The four-team college football playoff has saved my favorite
sport and I could not be happier to admit my folly.
As the playoff approached, I predicted
doom. There was no way this compromise was going to work. I believed we
were on our way to a 16-team playoff. I thought the four-team playoff would
ruin the bowls, diminish the regular season and create
even more controversy. Wrong, wrong, and wrong again.
While many foolishly credited
the BCS with making college football a less regional sport, the four-team
playoff cemented the sport’s place on the national landscape.
The problem for the BCS and college football for a
quarter-century was that most seasons ended with three deserving teams battling
for two spots in a championship game. Many fans can list the aggrieved parties
from memory: Miami in 2000, Oregon in 2001, USC in 2003, Auburn in 2004, etc.
etc.
I assumed this would similarly be a problem for the college
football playoff, except there would be more teams complaining about getting
left out. But the beauty of four teams is that the fifth team has no one but
themselves to blame. Think about BCS fiascoes, as Miami in 2000 beat a Florida
State playing for the title, Auburn in 2004 didn’t lose a game and Oklahoma
State in 2011 never got a chance so Alabama could have a second.
In 2014, TCU and Baylor were both left out but there was a
clear sense the committee ultimately got it right. Neither team challenged
itself out of conference. TCU blew a huge lead to Baylor. Baylor laid an egg on
the road to West Virginia. And if Ohio State had been the odd team out, we
would have said, “They should’ve beat Virginia Tech.”
The 2015 season went so smoothly that college football fans
had to find new things to complain about, which was delivered in spades thanks
to the insane decision to air the playoff games on
New Year’s Eve. Let’s hope they
fix that, and soon.
But there was no complaining about the four teams involved.
There are no complaints about Alabama and Clemson playing for the championship.
Everything has been proven on the field.
Most importantly, the four-team playoff pulled off the magic
trick of improving college football’s regular season, already the best in
sports. The last four weeks of the college football season has turned into a
high stakes game of demolition derby. Who will survive?

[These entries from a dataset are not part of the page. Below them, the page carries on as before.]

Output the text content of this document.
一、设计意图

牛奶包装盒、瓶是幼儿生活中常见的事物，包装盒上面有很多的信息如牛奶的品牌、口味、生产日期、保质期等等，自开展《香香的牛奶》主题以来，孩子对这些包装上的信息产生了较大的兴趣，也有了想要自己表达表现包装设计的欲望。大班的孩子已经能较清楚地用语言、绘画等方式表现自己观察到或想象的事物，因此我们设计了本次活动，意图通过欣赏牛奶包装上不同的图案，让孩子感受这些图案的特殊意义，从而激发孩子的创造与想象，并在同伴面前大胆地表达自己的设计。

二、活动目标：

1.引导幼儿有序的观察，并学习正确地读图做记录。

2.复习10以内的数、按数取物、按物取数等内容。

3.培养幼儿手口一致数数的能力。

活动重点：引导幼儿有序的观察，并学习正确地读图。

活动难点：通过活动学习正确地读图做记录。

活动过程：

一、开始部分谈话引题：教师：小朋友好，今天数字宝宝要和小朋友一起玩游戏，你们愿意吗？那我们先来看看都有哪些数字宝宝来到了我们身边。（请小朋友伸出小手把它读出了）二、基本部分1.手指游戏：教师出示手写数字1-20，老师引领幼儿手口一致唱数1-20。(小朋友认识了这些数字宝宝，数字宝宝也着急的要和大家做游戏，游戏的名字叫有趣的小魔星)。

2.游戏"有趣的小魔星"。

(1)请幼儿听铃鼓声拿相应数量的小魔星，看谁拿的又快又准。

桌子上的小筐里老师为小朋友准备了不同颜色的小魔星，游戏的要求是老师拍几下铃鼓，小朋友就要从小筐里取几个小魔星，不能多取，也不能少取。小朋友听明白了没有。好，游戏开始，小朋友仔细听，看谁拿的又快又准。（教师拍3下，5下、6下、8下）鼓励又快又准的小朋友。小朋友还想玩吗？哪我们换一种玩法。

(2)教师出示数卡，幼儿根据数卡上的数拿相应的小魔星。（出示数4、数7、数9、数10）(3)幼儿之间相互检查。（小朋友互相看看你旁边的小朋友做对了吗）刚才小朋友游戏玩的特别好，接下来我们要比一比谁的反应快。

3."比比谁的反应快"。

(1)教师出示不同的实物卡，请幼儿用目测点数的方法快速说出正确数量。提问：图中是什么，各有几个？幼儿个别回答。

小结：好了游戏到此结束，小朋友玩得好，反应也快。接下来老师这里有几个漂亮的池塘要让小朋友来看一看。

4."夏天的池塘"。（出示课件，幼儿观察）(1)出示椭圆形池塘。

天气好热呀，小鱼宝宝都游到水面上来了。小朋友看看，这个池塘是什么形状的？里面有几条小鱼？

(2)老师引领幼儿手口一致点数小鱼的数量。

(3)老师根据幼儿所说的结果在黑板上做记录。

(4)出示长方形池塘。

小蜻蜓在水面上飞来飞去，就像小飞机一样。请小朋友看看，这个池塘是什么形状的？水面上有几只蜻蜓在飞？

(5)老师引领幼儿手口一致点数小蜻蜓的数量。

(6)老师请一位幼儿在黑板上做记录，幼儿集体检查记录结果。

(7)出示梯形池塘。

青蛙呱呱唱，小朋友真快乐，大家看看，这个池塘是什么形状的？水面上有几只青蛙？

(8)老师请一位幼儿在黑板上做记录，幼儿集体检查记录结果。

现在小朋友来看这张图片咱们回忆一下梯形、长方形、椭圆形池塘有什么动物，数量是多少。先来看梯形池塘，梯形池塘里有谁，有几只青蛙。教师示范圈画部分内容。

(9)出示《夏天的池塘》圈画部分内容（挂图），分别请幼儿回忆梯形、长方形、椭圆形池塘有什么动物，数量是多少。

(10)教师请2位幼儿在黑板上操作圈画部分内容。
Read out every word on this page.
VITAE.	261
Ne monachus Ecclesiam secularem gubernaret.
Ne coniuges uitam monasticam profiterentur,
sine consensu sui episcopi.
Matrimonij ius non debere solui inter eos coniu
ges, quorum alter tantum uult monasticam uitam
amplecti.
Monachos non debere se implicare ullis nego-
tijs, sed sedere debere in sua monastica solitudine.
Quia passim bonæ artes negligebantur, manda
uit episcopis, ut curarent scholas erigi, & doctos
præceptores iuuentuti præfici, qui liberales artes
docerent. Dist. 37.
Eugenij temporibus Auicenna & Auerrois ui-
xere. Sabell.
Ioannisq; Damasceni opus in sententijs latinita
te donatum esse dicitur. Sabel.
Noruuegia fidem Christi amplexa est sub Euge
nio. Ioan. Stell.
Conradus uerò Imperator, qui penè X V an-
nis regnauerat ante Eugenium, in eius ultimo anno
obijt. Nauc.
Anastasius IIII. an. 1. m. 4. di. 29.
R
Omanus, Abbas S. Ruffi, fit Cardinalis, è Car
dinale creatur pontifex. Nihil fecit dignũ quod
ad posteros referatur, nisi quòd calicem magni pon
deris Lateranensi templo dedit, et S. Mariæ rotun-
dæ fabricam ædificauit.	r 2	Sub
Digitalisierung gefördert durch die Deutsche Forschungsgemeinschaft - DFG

The BCS era presented a false notion that every game
mattered. The Playoff era presents a true belief that every game matters.
On Championship Saturday in 2012, only one
game mattered: the Alabama/Georgia game to determine who would play Notre
Dame in the title game.
On Championship Saturday in 2015, each major conference’s
title game had playoff implications. Alabama and Clemson locked up spots. North
Carolina did not. Michigan State and Iowa played a quarterfinal game. Stanford
made a statement if someone slipped up. Throw in Houston playing Temple for a
Peach Bowl spot and it was a truly insanely, ridiculously awesome day of
football.
That is why the four-team playoff has been a revelation. The
possibilities feel endless, because they are. Did anyone peg Ohio State as the
national champion in October 2014? Was anyone betting on Oklahoma to make the
playoffs after Texas smoked them?
Even the notion that the bowls would be diminished feels
misguided. I mean, there are 40 of them now. While TV ratings were destroyed by
poor scheduling, attendance at the big bowls has been greatly helped. One thing
noticeably missing from this year’s New Year’s Six was empty seats as only the
Peach Bowl, which drew 70,000+, was not an official sellout. There were no
20,000 empty seats, which had become par for the course for mid-week Orange
Bowl games and uninteresting Sugar
Bowls.
Of course, college football fans can never be happy, so
there has been grumblings about the creation of an 8-team playoff. For years, I
have been pushing a
16-team playoff* to give the Group of Five teams a chance.
I was wrong about the four-team playoff before, so let me be
right now: the playoff needs to stay at four teams for the foreseeable future.
For the first time in my life, I know college football will
crown an undisputed national champion before the year starts. I cannot properly
express how great it feels to know that.
For years, college football and its media peddled the
ridiculous idea that “controversy
sells” and that’s what made the sport so special. I cannot properly express
how great it feels to know that bullshit has been exposed.
*If the playoff expands, it has to go to 16, as I laid out
for the 2013
and 2014 seasons. For fun, here’s what the bracket would have looked like in
2015 with all 10 conferences getting an automatic bid:
#16 Arkansas State at #1 Clemson
#9 Florida State at #8 Notre Dame
I wonder if anyone
would watch an FSU/Notre Dame playoff game from Notre Dame Stadium In December?
#13 Western Kentucky at #4 Oklahoma
#12 Houston at #5 Iowa
I’m pretty sure
Houston would be a semifinal team
#14 San Diego State at #3 Michigan State
#11 TCU at #6 Stanford
With Boykin playing,
TCU/Stanford would be insane
#15 Bowling Green at #2 Alabama
#10 North Carolina at #7 Ohio State
If Ohio State had to
travel to Alabama for a playoff game, ESPN would set a new cable ratings
record. Assuming it’s not played on New Year’s Eve.